La semaine de quatre jours en cabinet : Bonne ou mauvaise idée ?

Le dispositif de semaine écourtée séduit de plus en plus de dirigeants. Mais dans les cabinets, cette nouvelle organisation fait débat. Florent Rapin et Ella Gatta-Castel, experts-comptables, partagent leurs vision.

Que pensez-vous de cette nouvelle organisation du travail ?
E.G.-C. : « La semaine de quatre jours peut être une bonne idée, à condition d’être bien pensée et organisée. On observe un tournant dans les attentes des salariés : plus de flexibilité, une sensibilité aux enjeux environnementaux et une quête de sens. Dans les cabinets, ces évolutions se rajoutent à des difficultés de recrutement et de fidélisation. Cette organisation est un réel levier si on l’adapte à notre métier et aux attentes de nos clients.
F.R. : Selon moi, c’est une fausse bonne idée. En réduisant le nombre de jours de présence des collaborateurs, le service client en pâtit. Or, notre profession repose justement sur la proximité et la disponibilité. Si les experts-comptables sont les premiers partenaires des entreprises, c’est parce qu’ils sont accessibles et présents au quotidien.

Quels enseignements tirez-vous de ce dispositif ?
E.G.-C. : Il y a deux ans, Qintens a été l’un des premiers cabinets à instaurer ce dispositif. L’expérience nous a montré que cela fonctionne si l’on accompagne le changement. Nous avons observé ce qui se faisait ailleurs, adapté le modèle à notre secteur, interrogé les équipes, testé puis ajusté. La gestion des plannings est devenue plus “sportive”, mais nous avons trouvé des solutions : possibilité pour un collaborateur de travailler et de récupérer son jour off (déplacements, urgences client), journée hebdomadaire où toute l’équipe est présente pour maintenir la cohésion… Et le cabinet reste ouvert cinq jours sur cinq pour être toujours disponible pour nos clients.
F.R. : La semaine de quatre jours existe déjà partiellement dans notre cabinet, pour certains collaborateurs parents qui prennent leur mercredi. Mais généraliser le dispositif poserait de réels problèmes d’organisation : choix de jours différents selon chacun, difficulté à planifier des réunions ou des formations communes… Combiné au télétravail, ce choix réduirait fortement la présence dans les locaux. Il deviendrait impossible de rassembler toute l’équipe, ce qui nuirait à la cohésion, au partage d’informations et à l’expérience collective.

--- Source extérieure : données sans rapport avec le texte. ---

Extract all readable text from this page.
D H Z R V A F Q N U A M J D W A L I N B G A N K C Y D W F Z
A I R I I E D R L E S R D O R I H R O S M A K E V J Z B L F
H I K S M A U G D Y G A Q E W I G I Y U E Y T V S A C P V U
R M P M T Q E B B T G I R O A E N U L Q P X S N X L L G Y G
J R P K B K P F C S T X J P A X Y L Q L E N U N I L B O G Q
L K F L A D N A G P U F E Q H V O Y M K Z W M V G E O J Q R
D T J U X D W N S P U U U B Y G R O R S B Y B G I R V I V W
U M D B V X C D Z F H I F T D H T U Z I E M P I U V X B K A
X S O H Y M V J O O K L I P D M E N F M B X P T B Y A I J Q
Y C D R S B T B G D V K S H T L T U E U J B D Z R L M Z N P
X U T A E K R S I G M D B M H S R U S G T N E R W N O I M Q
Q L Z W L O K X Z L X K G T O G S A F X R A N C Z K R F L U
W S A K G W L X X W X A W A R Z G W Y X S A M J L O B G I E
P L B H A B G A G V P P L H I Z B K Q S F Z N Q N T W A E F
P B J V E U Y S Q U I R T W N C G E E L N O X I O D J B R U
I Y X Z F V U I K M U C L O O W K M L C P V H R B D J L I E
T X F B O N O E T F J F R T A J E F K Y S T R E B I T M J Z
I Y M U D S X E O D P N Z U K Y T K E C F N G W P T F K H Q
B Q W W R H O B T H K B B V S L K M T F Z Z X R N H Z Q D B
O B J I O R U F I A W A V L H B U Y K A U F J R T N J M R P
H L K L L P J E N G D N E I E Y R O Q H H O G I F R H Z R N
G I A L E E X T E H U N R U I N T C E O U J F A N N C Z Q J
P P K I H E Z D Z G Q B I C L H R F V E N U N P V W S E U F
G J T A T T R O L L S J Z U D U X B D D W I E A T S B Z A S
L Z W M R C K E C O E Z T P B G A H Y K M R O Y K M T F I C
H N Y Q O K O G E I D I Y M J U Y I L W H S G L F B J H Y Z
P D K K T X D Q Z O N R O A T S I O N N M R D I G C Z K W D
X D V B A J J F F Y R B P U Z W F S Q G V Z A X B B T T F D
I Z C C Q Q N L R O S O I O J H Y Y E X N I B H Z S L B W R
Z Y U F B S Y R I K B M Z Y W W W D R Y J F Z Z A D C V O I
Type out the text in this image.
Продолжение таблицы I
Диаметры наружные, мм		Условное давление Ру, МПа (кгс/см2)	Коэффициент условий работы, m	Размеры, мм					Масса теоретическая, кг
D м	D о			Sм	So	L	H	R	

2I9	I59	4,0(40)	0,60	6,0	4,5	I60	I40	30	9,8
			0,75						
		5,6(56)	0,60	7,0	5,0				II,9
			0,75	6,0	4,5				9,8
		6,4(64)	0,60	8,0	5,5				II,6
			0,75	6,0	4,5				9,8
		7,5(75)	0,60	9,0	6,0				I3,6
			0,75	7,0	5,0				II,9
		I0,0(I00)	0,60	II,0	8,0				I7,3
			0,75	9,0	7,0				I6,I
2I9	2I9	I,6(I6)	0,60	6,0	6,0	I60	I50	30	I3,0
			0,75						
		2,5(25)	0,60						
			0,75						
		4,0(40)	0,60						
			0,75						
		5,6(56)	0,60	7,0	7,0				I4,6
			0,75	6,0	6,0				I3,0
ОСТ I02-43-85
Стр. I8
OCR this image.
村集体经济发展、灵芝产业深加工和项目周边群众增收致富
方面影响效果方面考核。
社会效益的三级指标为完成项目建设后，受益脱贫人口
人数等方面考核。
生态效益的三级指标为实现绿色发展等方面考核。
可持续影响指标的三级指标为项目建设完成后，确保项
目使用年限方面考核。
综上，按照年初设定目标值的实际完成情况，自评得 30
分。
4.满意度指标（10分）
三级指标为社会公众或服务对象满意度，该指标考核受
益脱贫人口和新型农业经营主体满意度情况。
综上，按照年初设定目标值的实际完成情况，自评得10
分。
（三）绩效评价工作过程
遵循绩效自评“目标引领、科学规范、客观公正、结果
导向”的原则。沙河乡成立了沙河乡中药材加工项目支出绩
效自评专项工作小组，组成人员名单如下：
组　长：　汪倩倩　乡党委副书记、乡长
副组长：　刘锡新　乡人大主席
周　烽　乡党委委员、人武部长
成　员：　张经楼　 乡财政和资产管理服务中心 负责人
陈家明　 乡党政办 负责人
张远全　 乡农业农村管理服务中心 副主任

Est-ce réellement adapté aux contraintes des cabinets ?
E.G.-C. : Oui, et c’est le vrai défi. Pendant les périodes fiscales, nous devons rester flexibles : certaines personnes peuvent revenir ponctuellement à cinq jours, ou bien organiser différemment les plannings en réaffectant des travaux. L’essentiel est d’adapter le modèle aux contraintes du moment. Ce dispositif nous oblige à repenser la priorisation des tâches et l’organisation des process. Il démontre aussi la capacité de notre profession à innover et à répondre aux enjeux sociaux et environnementaux actuels.
F.R. : Je vois surtout un risque de perte de productivité et une pression accrue sur les collaborateurs. Sur une base de 35 heures hebdomadaires, réparties sur quatre jours, cela reste envisageable. Mais dès qu’on parle de 39 heures, les journées deviennent trop longues et fatigantes. Pendant les périodes fiscales, cela me paraît totalement inadapté, même si l’on peut jouer un peu sur le lissage des dates de clôture. »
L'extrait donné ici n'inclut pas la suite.